Source: https://www.rug.nl/cmb/pure/research-profiles/visibility?lang=en
Enhance your visibility
There are various researcher profile sites and services that are important to improve your visibility:
- Your own RESEARCH profile page of the RUG (via Pure)
- Your own general profile page of the RUG
- Your RESEARCH profile page at UMCG (in development, no edit yet)
- Author disambiguation services:
ORCID and
ResearcherID
- Researcher Communities:
Academia / ResearchGate
- Reference management tools with social functions:
Mendeley
- Search engines with author profiles:
Google Scholar, Scopus
- University author profile pages:
University Profile page (MePa)
- Personal sites and social media: Facebook, LinkedIn, own website, blog
Enhance your visibility with ORCID
ORCID (Open Researcher and Contributor ID) is unique and permanent identifier for researchers. It distinguishes you from other researchers and connects you with your research publications and professional activities. It is strategically important because it enables all databases to automatically link publications to you by your ORCID. An ORCID iD is free, easy to get and stays with you throughout your academic career.
Read more about ORCID and how to create an ORCID iD in our Researchers Guide
Enhance your visibility with a Researcher ID
ResearcherID is the profile tool from Web of Science. ResearcherID offers a public profile. You can choose what to show publicly. ResearcherID is also important as a basis to provide feedback to Web of Science for grouping author name variants or corrections to affiliations.
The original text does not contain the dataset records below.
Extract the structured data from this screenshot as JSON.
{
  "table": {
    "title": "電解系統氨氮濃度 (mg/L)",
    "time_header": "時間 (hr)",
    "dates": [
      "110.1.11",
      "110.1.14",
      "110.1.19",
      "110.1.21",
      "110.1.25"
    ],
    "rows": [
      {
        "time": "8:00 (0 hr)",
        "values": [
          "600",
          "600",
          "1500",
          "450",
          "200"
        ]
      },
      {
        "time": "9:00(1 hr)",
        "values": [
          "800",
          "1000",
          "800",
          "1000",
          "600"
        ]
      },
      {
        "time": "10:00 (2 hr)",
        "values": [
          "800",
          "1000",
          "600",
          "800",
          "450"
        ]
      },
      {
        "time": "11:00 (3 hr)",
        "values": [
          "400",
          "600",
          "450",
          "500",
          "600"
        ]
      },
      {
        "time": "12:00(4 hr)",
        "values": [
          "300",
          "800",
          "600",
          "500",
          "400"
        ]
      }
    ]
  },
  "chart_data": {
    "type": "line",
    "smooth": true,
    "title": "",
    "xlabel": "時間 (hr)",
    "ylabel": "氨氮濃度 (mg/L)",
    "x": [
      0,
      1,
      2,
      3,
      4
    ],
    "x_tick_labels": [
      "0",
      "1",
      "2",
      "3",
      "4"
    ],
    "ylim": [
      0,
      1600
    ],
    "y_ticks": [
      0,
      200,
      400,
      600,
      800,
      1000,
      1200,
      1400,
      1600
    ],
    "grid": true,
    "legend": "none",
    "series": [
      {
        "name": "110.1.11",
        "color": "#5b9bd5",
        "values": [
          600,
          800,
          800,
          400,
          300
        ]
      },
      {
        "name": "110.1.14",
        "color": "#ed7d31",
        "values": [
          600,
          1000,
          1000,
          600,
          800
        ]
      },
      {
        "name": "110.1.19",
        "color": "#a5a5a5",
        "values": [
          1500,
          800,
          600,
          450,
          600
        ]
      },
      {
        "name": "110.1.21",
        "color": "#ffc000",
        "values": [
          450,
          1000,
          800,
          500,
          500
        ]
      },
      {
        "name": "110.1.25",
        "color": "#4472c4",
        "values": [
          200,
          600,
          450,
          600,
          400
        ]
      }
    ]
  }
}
- Go to Researcher ID, sign up and complete your profile.
- Add some publications if you have a few listed in Web of Science and preview the public version of your profile.
- If you already have made an ORCID ID
you can link Researcher ID to that. It is best to do that in a place
where you have access to Web of Science.
Enhance your visibility in Google Scholar
Google Scholar is by far the most widely used bibliographical tool for scholarly publications. You can enhance your findability by creating an account and telling Google which publications in their database are yours. After taking the steps below, searches on your name will show your profile on top of the results. The profile itself shows your list of publications in Google Scholar with basic metrics. Besides journal papers, it may also include books and reports.
- First, create a Google account
- Go to Google Scholar, make sure you are logged in and click "My Citations"
- Follow instructions to create your profile and add or remove publications that are yours or not yours
Enhance your visibility with your Scopus Author ID
The Scopus Author ID helps author recognition and disambiguation when searching publications. Many researchers already have a Scopus ID without realising it. By checking the correctness of publications assigned to your Scopus Author ID, you will certainly help others finding your publications. It will also improve completeness and correctness of citation analyses.
- Go to Scopus and use the author search tab to search for your own name
- Check if all publications assigned to you are correct and if there are no variants of your name that are not yet grouped to your main entry.
- If there are ungrouped name variants with your publications send Scopus feedback by checking name variants and clicking "request to merge authors" on top of the results list. (For that it may be required to create a personal account within the institutional license).
Enhance your visibility with Academia
Academia is a large researcher community. Just as ResearchGate it connects scholars around topics. You can add papers through a built in search using Microsoft Academic, PubMed and ArXiv. You can also add ful text. The process is easy, but the coverage not as comprehensive as Google Scholar.
- Go to Academia.edu and sign up.
- Add publications/papers by clicking your name top right, then "add papers"and "import"
- Find a few people in your field to follow
Enhance your visibility with ResearchGate
ResearchGate is a very large researcher community linking researchers around topics. It is frequently used to ask questions to collegues all over the world that have the same set of interests and specialisations. You can choose which topics or researchers to follow. You can automatically populate your publications list or add items from reference management tools or add manually. You can even upload and share full text publications (e.g. last author versions that many publishers allow you to share).
- Go to Researchgate, sign up and complete your profile with whatever you think relevant.
- Add your publications by clicking "Add Publications" and choosing "Author Match".
- Select topics to follow if you want
Enhance your visibility with Mendeley
Mendeley is a reference management tool that is used by millions of researchers, offers immediate readership statistics and has strong social functions. Probably many of your publications are already present in the Mendeley database, but with your own account you can make sure that all of them are.
- Go to Mendeley, make an account
- Complete your profile
- Add publications:
- add PDF files of your papers from your hard drive (in one go)
- or add references from a search in Google Scholar or another bibliographic database
- Start building a network of colleagues or (open or closed) groups
Read more in our
Mendeley guide
Of course, for the reference management function
of Mendeley there are many alternatives, such as Endnote and RefWorks.